TNNI1 was lyophilized from 0.01M HCl.
It is recommended to reconstitute the lyophilized TNNI1 in Tris/urea buffer (20mM Tris, pH 7.5, 7M urea, 5mM EDTA, 15mM 2-mercaptoethanol) not less than 100µg/ml, which can then be further diluted to other aqueous solutions.
Lyophilized Troponin I Skeletal Muscle although stable at room temperature for 3 weeks, should be stored desiccated below -18°C. Upon reconstitution TNNI1 should be stored at 4°C between 2-7 days and for future use below -18°C. For long term storage it is recommended to add a carrier protein (0.1% HSA or BSA).
Please prevent freeze-thaw cycles.
Greater than 95.0% as determined by SDS-PAGE.
Safety Data Sheet
Troponin I, specifically the skeletal muscle isoform encoded by the TNNI1 gene, is a crucial regulator of muscle contraction. It functions as part of the troponin complex, which controls the interaction between actin and myosin filaments during muscle contraction. While extensive research has been conducted on troponin I in the context of cardiac muscle and cardiac diseases, the study of native human skeletal muscle troponin I remains an important but relatively understudied area. This research aims to provide a comprehensive exploration of native human skeletal muscle troponin I (TNNI1), elucidating its functions, structural significance, and potential applications in musculoskeletal research and clinical medicine.
The primary objective of this research is to elucidate the physiological role of native human skeletal muscle TNNI1 in muscle contraction. Experiments involving human skeletal muscle tissue samples and isolated muscle fibers will be conducted to investigate how TNNI1 interacts with other components of the troponin complex and influences calcium-mediated muscle contraction. Understanding these mechanisms is fundamental for deciphering the complexities of skeletal muscle physiology and its implications for musculoskeletal health.

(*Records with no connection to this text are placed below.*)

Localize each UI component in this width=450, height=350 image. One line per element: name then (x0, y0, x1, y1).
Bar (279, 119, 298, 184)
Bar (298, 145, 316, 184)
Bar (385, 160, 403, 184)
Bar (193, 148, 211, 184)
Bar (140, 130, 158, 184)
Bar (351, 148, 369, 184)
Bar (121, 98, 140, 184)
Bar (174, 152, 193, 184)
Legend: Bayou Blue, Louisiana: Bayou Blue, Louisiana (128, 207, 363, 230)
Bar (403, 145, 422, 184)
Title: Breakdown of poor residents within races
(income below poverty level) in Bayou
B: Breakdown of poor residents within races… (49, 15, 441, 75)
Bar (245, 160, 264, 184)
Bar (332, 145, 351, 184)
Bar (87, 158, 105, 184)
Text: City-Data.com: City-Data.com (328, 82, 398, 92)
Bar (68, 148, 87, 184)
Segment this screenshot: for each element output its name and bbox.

The second objective is to assess the clinical relevance of native TNNI1 in muscle-related diseases. Clinical studies involving patients with various neuromuscular and muscle-wasting conditions will be conducted to evaluate the diagnostic and prognostic value of TNNI1 as a biomarker. These investigations may provide valuable insights into the use of native TNNI1 in the early detection and management of muscle disorders.

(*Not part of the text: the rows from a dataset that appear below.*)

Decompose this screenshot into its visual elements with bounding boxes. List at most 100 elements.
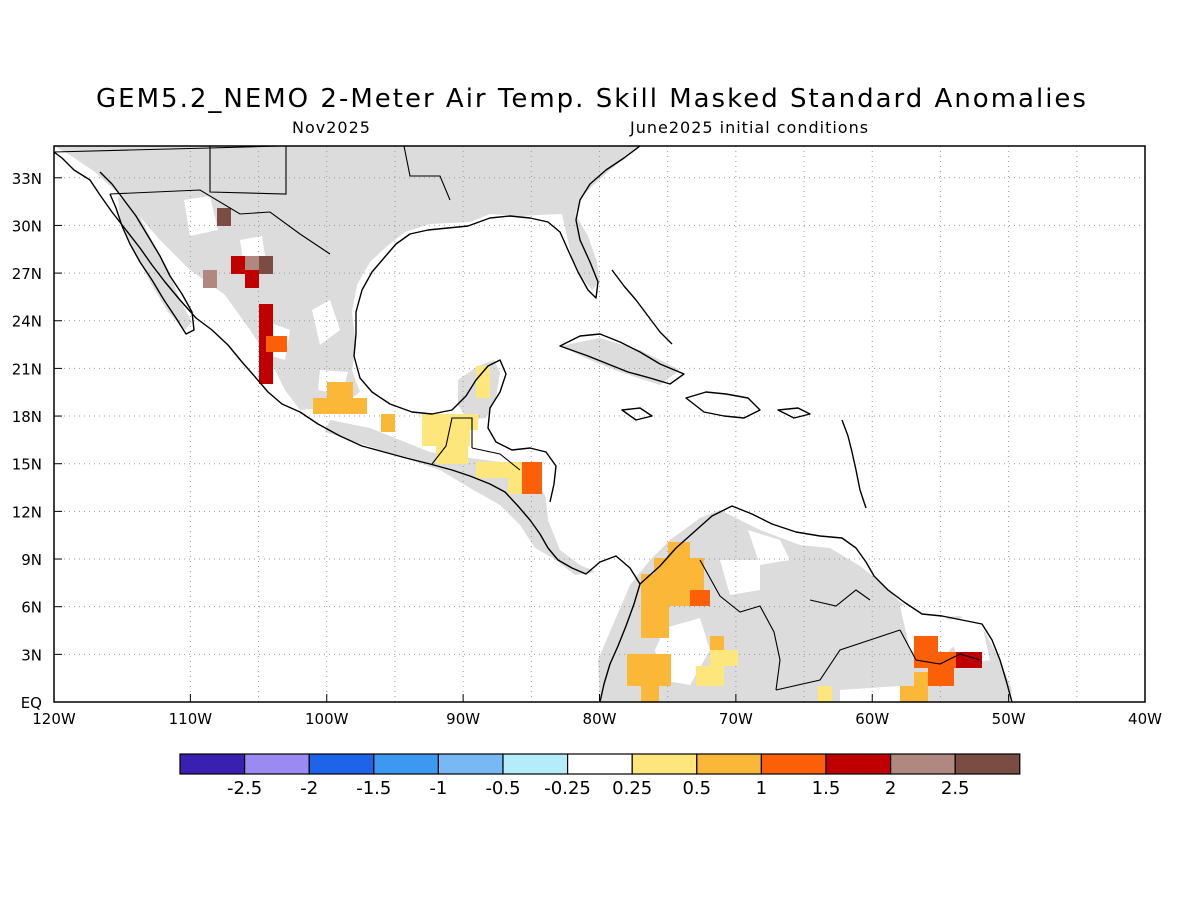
anomaly-cell <box>710 636 724 650</box>
colorbar-swatch <box>373 753 439 775</box>
anomaly-cell <box>203 270 217 288</box>
lon-label: 60W <box>855 710 889 728</box>
colorbar-swatch <box>760 753 827 775</box>
anomaly-cell <box>914 672 928 688</box>
central-america-region <box>325 420 596 575</box>
anomaly-cell <box>696 666 724 686</box>
hispaniola <box>685 391 761 419</box>
lon-label: 40W <box>1128 710 1162 728</box>
lat-label: 33N <box>12 170 42 188</box>
anomaly-cell <box>690 590 710 606</box>
lon-label: 70W <box>719 710 753 728</box>
colorbar: -2.5 -2 -1.5 -1 -0.5 -0.25 0.25 0.5 1 1.5 2 2.5 <box>179 753 1021 799</box>
colorbar-swatch <box>179 753 246 775</box>
coastlines <box>54 146 1013 702</box>
gulf-coast <box>353 146 641 503</box>
anomaly-cell <box>818 686 832 702</box>
pacific-coast <box>54 151 641 702</box>
anomaly-cell <box>668 542 690 558</box>
anomaly-cell <box>900 686 928 702</box>
initial-conditions: June2025 initial conditions <box>630 118 870 137</box>
anomaly-cell <box>641 590 691 606</box>
forecast-month: Nov2025 <box>292 118 371 137</box>
lat-label: 6N <box>21 599 42 617</box>
lat-label: 21N <box>12 360 42 378</box>
longitude-axis: 120W 110W 100W 90W 80W 70W 60W 50W 40W <box>32 694 1162 728</box>
colorbar-label: -0.25 <box>544 778 591 799</box>
baja-peninsula <box>99 171 195 335</box>
anomaly-cell <box>710 650 738 666</box>
lat-label: 30N <box>12 217 42 235</box>
jamaica <box>621 407 653 421</box>
anomaly-cell <box>627 654 671 670</box>
anomaly-cell <box>476 382 490 398</box>
lon-label: 50W <box>992 710 1026 728</box>
lat-label: 18N <box>12 408 42 426</box>
colorbar-label: 0.25 <box>612 778 652 799</box>
anomaly-cell <box>327 382 353 398</box>
colorbar-label: -0.5 <box>485 778 520 799</box>
colorbar-label: -1 <box>429 778 447 799</box>
anomaly-cell <box>259 256 273 274</box>
anomaly-cell <box>231 256 245 274</box>
anomaly-cell <box>641 574 704 590</box>
colorbar-label: 1 <box>756 778 767 799</box>
anomaly-cell <box>956 652 982 668</box>
latitude-axis: 33N 30N 27N 24N 21N 18N 15N 12N 9N 6N 3N EQ <box>12 170 62 712</box>
lat-label: 15N <box>12 456 42 474</box>
lat-label: 12N <box>12 503 42 521</box>
colorbar-swatch <box>244 753 310 775</box>
lon-label: 100W <box>305 710 349 728</box>
lon-label: 80W <box>583 710 617 728</box>
lon-label: 90W <box>446 710 480 728</box>
colorbar-label: 0.5 <box>682 778 711 799</box>
anomaly-cell <box>641 606 669 622</box>
colorbar-swatch <box>502 753 569 775</box>
colorbar-label: 2 <box>885 778 896 799</box>
bahamas <box>611 269 673 345</box>
anomaly-cell <box>476 366 490 382</box>
colorbar-swatch <box>308 753 375 775</box>
anomaly-cell <box>217 208 231 226</box>
lat-label: 3N <box>21 646 42 664</box>
anomaly-cell <box>641 686 659 702</box>
anomaly-cell <box>654 558 704 574</box>
colorbar-label: -2.5 <box>227 778 262 799</box>
cuba <box>559 333 685 385</box>
lon-label: 110W <box>169 710 213 728</box>
colorbar-label: -2 <box>300 778 318 799</box>
anomaly-cell <box>245 256 259 274</box>
anomaly-cell <box>627 670 671 686</box>
anomaly-cell <box>341 398 367 414</box>
cuba-region <box>560 338 680 385</box>
colorbar-swatch <box>631 753 698 775</box>
anomaly-cell <box>476 462 532 478</box>
gridlines <box>54 146 1145 702</box>
anomaly-cell <box>381 414 395 432</box>
colorbar-swatch <box>889 753 956 775</box>
colorbar-swatch <box>437 753 504 775</box>
anomaly-cell <box>436 446 468 464</box>
colorbar-swatch <box>566 753 633 775</box>
lesser-antilles <box>841 419 867 509</box>
colorbar-swatch <box>954 753 1021 775</box>
anomaly-cell <box>641 622 669 638</box>
south-america-coast <box>639 505 1013 702</box>
lat-label: EQ <box>21 694 42 712</box>
colorbar-label: 2.5 <box>941 778 970 799</box>
lon-label: 120W <box>32 710 76 728</box>
country-borders <box>54 146 981 691</box>
map-title: GEM5.2_NEMO 2-Meter Air Temp. Skill Mask… <box>96 84 1088 114</box>
anomaly-cell <box>245 270 259 288</box>
anomaly-cell <box>914 636 938 652</box>
mexico-baja-region <box>118 196 192 330</box>
colorbar-swatch <box>825 753 892 775</box>
lat-label: 24N <box>12 313 42 331</box>
colorbar-label: -1.5 <box>356 778 391 799</box>
lat-label: 9N <box>21 551 42 569</box>
anomaly-cells <box>203 208 982 702</box>
colorbar-label: 1.5 <box>812 778 841 799</box>
anomaly-cell <box>928 668 954 686</box>
colorbar-swatch <box>696 753 762 775</box>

The third objective is to explore the potential applications of native TNNI1 in musculoskeletal research and therapeutic development. Research will investigate the use of native TNNI1-expressing cells and tissues as models for studying muscle disorders and for developing novel therapeutic interventions targeting the troponin complex.
By delving into the functions and roles of native human skeletal muscle TNNI1, this research aims to expand our knowledge of skeletal muscle physiology, its implications for muscle-related diseases, and its potential applications in musculoskeletal research and clinical medicine.